Description:
The Silence Of Your Name tracks one woman's journey from her young husband's unexpected suicide during their trip to Ghana all the way through to her life as a writer, finding love and redemption at home and abroad.
Brief description: Alexandra Marshall's essays and short fiction have appeared in AGNI, Five Points, Hunger Mountain, Literary Hub, Ploughshares, The American Prospect, The American Scholar, The Boston Globe, The New York Times, and in several anthologies. She has published five novels (Gus in Bronze, Tender Offer, The Brass Bed, Something Borrowed, and The Court of Common Pleas) and a nonfiction book, Still Waters. With the publication of this work, earlier versions of The Silence of Your Name: The Afterlife of a Suicide have at last achieved a Beginning, a Middle, and an End.
Review Quotes:
"Beyond personal grief, the memoir examines the pervasive nature of denial within familial and societal contexts. By unraveling her husband's concealed lineage and its ties to historical tragedies, Marshall highlights how unaddressed secrets and suppressed emotions can reverberate through generations, shaping identities and influencing future relationships." Tal Gur, Elevate Society
Elinor Lipman cited The Silence Of Your Name as the "last great book she read."
Excerpts from The Silence of Your Name:
"We know that denial plays two roles in human life: the positive force that allows a person to rebound from a disabling loss, and the negative force that buries the truth in order-or so we believe-to make life livable. In addition to accommodating the family's longstanding and hard-won reliance upon denial, the challenge for me was to finally understand my own relationship to denial."

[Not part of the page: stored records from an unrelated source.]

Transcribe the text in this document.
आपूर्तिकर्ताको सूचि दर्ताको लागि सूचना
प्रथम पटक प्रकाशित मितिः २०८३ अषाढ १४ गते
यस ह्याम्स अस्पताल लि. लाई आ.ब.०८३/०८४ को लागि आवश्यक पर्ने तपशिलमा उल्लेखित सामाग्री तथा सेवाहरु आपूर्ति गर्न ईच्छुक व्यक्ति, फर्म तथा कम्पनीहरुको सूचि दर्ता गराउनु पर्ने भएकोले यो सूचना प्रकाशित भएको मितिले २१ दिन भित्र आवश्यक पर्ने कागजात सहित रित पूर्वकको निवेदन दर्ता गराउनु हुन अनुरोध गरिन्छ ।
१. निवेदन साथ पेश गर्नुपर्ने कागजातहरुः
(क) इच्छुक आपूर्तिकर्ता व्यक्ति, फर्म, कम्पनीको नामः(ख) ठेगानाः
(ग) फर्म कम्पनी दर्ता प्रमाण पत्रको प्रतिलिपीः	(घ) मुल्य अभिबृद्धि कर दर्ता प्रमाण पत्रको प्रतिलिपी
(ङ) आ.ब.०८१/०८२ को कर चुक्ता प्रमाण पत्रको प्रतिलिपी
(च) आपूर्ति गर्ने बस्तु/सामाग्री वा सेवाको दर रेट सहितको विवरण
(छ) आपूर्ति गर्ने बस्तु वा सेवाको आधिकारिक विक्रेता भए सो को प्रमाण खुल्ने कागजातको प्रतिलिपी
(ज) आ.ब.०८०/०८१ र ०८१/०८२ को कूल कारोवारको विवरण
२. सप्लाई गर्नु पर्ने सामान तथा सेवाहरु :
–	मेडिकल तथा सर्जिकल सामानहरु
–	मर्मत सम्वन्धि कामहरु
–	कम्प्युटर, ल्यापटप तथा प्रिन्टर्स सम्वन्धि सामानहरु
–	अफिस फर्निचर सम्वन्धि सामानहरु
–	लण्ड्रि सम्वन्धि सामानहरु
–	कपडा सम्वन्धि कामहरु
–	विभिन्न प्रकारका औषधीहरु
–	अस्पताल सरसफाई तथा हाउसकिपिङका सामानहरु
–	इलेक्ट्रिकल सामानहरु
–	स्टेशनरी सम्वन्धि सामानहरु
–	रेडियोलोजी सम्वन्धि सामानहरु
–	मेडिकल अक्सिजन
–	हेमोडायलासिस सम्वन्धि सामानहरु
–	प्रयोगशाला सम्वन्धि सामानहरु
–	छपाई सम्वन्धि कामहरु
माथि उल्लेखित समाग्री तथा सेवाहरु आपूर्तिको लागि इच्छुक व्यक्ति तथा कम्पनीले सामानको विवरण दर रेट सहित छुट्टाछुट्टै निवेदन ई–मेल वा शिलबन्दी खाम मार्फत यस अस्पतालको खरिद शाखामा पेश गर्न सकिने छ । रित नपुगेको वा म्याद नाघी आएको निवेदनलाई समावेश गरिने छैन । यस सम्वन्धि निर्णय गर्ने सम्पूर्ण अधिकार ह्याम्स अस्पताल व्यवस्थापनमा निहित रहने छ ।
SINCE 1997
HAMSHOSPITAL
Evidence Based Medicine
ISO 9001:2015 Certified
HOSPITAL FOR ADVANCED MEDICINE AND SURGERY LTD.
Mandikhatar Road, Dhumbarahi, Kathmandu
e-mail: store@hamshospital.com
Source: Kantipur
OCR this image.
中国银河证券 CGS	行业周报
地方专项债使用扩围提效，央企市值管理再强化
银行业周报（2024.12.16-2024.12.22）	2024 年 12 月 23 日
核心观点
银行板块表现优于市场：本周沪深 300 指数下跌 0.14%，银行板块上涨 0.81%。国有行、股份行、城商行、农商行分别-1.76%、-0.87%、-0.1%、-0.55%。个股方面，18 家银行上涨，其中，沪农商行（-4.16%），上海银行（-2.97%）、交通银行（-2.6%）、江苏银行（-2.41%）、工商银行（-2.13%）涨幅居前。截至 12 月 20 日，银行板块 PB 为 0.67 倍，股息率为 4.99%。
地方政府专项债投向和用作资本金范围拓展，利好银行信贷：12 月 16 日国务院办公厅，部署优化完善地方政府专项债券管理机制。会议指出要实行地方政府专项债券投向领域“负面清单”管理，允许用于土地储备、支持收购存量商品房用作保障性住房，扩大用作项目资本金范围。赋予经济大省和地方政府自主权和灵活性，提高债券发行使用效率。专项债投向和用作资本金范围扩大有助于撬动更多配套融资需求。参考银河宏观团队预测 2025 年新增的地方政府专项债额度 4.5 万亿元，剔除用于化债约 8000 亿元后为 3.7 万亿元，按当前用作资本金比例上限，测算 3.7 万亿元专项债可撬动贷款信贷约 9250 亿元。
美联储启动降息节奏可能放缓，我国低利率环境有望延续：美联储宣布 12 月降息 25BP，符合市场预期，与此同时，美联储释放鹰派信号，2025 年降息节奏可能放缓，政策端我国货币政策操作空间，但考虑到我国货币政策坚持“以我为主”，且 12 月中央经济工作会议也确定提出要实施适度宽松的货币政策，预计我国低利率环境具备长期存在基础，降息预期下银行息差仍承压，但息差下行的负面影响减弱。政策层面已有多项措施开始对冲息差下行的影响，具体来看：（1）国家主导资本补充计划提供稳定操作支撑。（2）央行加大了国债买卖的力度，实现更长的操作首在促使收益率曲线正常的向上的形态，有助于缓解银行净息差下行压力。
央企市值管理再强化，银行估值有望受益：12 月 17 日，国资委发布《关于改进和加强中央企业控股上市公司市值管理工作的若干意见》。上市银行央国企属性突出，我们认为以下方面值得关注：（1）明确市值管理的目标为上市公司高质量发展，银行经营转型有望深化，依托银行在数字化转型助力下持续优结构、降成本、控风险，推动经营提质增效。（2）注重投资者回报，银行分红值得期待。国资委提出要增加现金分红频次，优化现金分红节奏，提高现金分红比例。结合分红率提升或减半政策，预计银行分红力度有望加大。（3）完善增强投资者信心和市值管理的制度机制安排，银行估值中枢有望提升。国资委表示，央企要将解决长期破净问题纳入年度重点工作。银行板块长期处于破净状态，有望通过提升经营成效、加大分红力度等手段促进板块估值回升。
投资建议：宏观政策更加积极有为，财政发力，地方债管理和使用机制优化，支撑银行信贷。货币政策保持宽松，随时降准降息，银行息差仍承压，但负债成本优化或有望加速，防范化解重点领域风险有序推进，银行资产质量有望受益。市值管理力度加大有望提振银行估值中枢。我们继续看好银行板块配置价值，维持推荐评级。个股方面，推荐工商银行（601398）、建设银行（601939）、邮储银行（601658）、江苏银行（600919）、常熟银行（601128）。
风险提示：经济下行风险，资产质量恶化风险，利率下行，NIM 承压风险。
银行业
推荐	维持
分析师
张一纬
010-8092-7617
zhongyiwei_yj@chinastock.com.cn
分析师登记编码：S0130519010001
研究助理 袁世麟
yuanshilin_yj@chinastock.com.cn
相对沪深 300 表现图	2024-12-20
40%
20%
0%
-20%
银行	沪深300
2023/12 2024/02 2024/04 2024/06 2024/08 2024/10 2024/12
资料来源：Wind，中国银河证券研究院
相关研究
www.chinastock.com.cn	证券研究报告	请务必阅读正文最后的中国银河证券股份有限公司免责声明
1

-Alexandra Marshall, LitHub
"I can feel myself giving way, giving in, giving myself over to the mystery that, after all these years, I still long to understand. What I do understand at last is that, here, I am accepted and embraced-I am taken at my word-and with the gift of this blessed recognition I feel such heat generated from within that, for the first time in my life, I think I might faint."